URL: https://gcc.gnu.org/viewcvs?rev=275365&root=gcc&view=rev
Log:
2019-09-04  Richard Biener  <rguenther@suse.de>

	PR rtl-optimization/36262
	* postreload-gcse.c: Include intl.h and gcse.h.
	(insert_expr_in_table): Insert at the head of cur_expr->avail_occr
	to avoid linear list walk.
	(record_last_mem_set_info): Gate off if not computing transparentness.
	(get_bb_avail_insn): If transparentness isn't computed give up
	early.
	(gcse_after_reload_main): Skip compute_transp and extended PRE
	if gcse_or_cprop_is_too_expensive says so.

Modified:
    trunk/gcc/ChangeLog
    trunk/gcc/postreload-gcse.c

Comment 14 Christophe Lyon 2019-09-09 13:50:15 UTC

Hi Richard,

r275365 is causing regressions on aarch64:
FAIL: gcc.dg/atomic/stdatomic-compare-exchange-4.c   -O3 -g  execution test
FAIL: gcc.dg/tree-prof/20050826-2.c execution,    -fprofile-use -D_PROFILE_USE

In addition, on arm:
FAIL: gcc.c-torture/execute/builtins/pr23484-chk.c execution,  -O3 -g

Comment 15 rguenther@suse.de 2019-09-09 13:53:38 UTC

On Mon, 9 Sep 2019, clyon at gcc dot gnu.org wrote:

> https://gcc.gnu.org/bugzilla/show_bug.cgi?id=36262
> 
> Christophe Lyon <clyon at gcc dot gnu.org> changed:
> 
>            What    |Removed                     |Added
> ----------------------------------------------------------------------------
>                  CC|                            |clyon at gcc dot gnu.org
>       Known to work|                            |
>       Known to fail|                            |
> 
> --- Comment #14 from Christophe Lyon <clyon at gcc dot gnu.org> ---
> Hi Richard,
> 
> r275365 is causing regressions on aarch64:
> FAIL: gcc.dg/atomic/stdatomic-compare-exchange-4.c   -O3 -g  execution test
> FAIL: gcc.dg/tree-prof/20050826-2.c execution,    -fprofile-use -D_PROFILE_USE
> 
> In addition, on arm:
> FAIL: gcc.c-torture/execute/builtins/pr23484-chk.c execution,  -O3 -g

Wrong bugzilla?  But also should be fixed by the followup.
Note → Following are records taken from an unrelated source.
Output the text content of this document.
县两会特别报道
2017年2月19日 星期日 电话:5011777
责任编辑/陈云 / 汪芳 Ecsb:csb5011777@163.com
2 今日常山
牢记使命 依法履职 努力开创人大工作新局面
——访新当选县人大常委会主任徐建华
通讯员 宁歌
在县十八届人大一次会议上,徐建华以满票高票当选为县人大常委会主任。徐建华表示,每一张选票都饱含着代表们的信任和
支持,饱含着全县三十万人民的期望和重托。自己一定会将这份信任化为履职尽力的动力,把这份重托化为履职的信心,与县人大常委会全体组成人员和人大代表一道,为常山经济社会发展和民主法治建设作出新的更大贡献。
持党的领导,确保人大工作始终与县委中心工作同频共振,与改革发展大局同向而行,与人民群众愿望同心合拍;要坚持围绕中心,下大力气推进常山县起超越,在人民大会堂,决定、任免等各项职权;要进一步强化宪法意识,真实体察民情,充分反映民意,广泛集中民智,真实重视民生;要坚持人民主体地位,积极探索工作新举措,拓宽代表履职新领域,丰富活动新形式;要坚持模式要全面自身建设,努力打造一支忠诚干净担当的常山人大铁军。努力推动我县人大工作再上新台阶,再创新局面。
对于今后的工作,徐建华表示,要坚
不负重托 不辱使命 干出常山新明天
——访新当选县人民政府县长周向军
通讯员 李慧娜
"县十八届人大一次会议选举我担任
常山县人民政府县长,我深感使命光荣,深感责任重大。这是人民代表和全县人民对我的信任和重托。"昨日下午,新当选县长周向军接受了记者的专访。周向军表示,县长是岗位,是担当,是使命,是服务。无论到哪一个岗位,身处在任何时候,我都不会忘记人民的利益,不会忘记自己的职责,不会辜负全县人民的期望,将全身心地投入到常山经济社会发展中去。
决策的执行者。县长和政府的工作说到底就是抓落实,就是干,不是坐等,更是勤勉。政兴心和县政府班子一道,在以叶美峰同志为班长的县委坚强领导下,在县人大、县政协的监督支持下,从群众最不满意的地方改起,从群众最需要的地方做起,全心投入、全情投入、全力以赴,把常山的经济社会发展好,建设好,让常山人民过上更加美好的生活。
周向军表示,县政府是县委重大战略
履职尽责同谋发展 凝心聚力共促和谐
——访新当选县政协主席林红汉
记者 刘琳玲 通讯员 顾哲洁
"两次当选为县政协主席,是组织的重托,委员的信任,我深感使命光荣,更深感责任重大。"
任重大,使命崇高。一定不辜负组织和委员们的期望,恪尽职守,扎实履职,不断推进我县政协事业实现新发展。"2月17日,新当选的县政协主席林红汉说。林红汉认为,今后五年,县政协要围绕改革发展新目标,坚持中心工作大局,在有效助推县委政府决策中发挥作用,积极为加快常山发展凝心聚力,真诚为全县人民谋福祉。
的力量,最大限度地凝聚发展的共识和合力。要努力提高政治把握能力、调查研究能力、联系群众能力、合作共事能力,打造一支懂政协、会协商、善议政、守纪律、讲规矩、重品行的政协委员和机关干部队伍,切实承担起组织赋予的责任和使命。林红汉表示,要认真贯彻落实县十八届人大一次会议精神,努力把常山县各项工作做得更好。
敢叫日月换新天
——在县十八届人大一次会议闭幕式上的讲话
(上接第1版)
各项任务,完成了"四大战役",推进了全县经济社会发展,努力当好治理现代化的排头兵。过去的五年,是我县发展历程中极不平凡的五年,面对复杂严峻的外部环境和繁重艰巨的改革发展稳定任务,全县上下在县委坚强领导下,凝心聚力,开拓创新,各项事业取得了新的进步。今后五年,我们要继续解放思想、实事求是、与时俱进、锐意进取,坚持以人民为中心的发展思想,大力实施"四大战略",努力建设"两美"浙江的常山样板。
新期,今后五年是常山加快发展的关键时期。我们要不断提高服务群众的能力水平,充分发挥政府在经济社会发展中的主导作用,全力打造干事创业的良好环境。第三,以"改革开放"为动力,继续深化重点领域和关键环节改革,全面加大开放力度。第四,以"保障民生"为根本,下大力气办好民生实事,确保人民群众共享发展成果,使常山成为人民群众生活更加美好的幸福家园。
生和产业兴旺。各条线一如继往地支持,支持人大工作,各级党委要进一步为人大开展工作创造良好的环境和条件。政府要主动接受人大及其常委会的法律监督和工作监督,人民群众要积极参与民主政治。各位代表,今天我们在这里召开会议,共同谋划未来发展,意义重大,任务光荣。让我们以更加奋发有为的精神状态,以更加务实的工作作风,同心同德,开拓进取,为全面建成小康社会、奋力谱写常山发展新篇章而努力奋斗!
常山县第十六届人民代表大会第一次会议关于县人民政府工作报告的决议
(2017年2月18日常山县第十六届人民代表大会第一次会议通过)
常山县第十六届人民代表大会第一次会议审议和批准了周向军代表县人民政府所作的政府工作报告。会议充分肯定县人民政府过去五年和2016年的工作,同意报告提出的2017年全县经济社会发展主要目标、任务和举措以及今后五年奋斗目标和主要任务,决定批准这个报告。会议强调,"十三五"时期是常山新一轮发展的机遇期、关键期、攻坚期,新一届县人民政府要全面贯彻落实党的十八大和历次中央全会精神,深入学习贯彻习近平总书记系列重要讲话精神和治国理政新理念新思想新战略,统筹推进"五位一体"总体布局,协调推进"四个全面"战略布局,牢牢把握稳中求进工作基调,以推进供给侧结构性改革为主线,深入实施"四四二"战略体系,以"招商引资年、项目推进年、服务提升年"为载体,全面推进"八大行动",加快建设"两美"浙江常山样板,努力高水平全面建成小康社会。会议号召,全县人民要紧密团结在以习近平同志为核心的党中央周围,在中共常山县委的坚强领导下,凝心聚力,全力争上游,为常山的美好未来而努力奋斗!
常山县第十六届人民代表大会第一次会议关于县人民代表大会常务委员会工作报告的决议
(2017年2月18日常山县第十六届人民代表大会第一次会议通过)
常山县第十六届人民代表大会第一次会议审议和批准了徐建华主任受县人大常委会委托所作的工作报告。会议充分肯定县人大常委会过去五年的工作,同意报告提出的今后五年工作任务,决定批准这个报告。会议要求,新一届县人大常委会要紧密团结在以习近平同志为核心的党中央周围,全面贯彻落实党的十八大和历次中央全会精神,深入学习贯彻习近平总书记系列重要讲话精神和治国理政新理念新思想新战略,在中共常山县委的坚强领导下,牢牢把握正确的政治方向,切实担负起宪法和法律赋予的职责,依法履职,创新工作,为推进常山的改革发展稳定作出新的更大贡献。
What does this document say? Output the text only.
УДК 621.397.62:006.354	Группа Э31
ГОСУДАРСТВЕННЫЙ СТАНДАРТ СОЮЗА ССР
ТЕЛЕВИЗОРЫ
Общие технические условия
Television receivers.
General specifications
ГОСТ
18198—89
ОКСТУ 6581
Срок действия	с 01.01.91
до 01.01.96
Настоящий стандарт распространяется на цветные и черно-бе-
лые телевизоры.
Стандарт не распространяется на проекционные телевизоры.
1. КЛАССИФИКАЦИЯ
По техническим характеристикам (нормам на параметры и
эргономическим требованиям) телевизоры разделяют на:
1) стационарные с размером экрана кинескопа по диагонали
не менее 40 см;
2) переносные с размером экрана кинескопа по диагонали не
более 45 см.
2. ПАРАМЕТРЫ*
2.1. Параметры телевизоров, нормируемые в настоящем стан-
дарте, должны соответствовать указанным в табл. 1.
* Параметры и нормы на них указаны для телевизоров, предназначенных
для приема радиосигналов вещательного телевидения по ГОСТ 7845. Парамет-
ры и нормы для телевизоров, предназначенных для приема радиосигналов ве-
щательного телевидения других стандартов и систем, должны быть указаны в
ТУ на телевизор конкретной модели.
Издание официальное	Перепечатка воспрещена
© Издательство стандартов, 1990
2019-09-05  Richard Biener  <rguenther@suse.de>

        PR rtl-optimization/91656
        * postreload-gcse.c (record_last_mem_set_info): Revert addition
        of early out.

Comment 16 Christophe Lyon 2019-09-09 13:58:28 UTC

> Wrong bugzilla?  But also should be fixed by the followup.
I replied to the bugzilla mentioned in the ChangeLog...

> 
> 2019-09-05  Richard Biener  <rguenther@suse.de>
> 
>         PR rtl-optimization/91656
>         * postreload-gcse.c (record_last_mem_set_info): Revert addition
>         of early out.

But yes indeed, this fixes what I reported, sorry for the noise.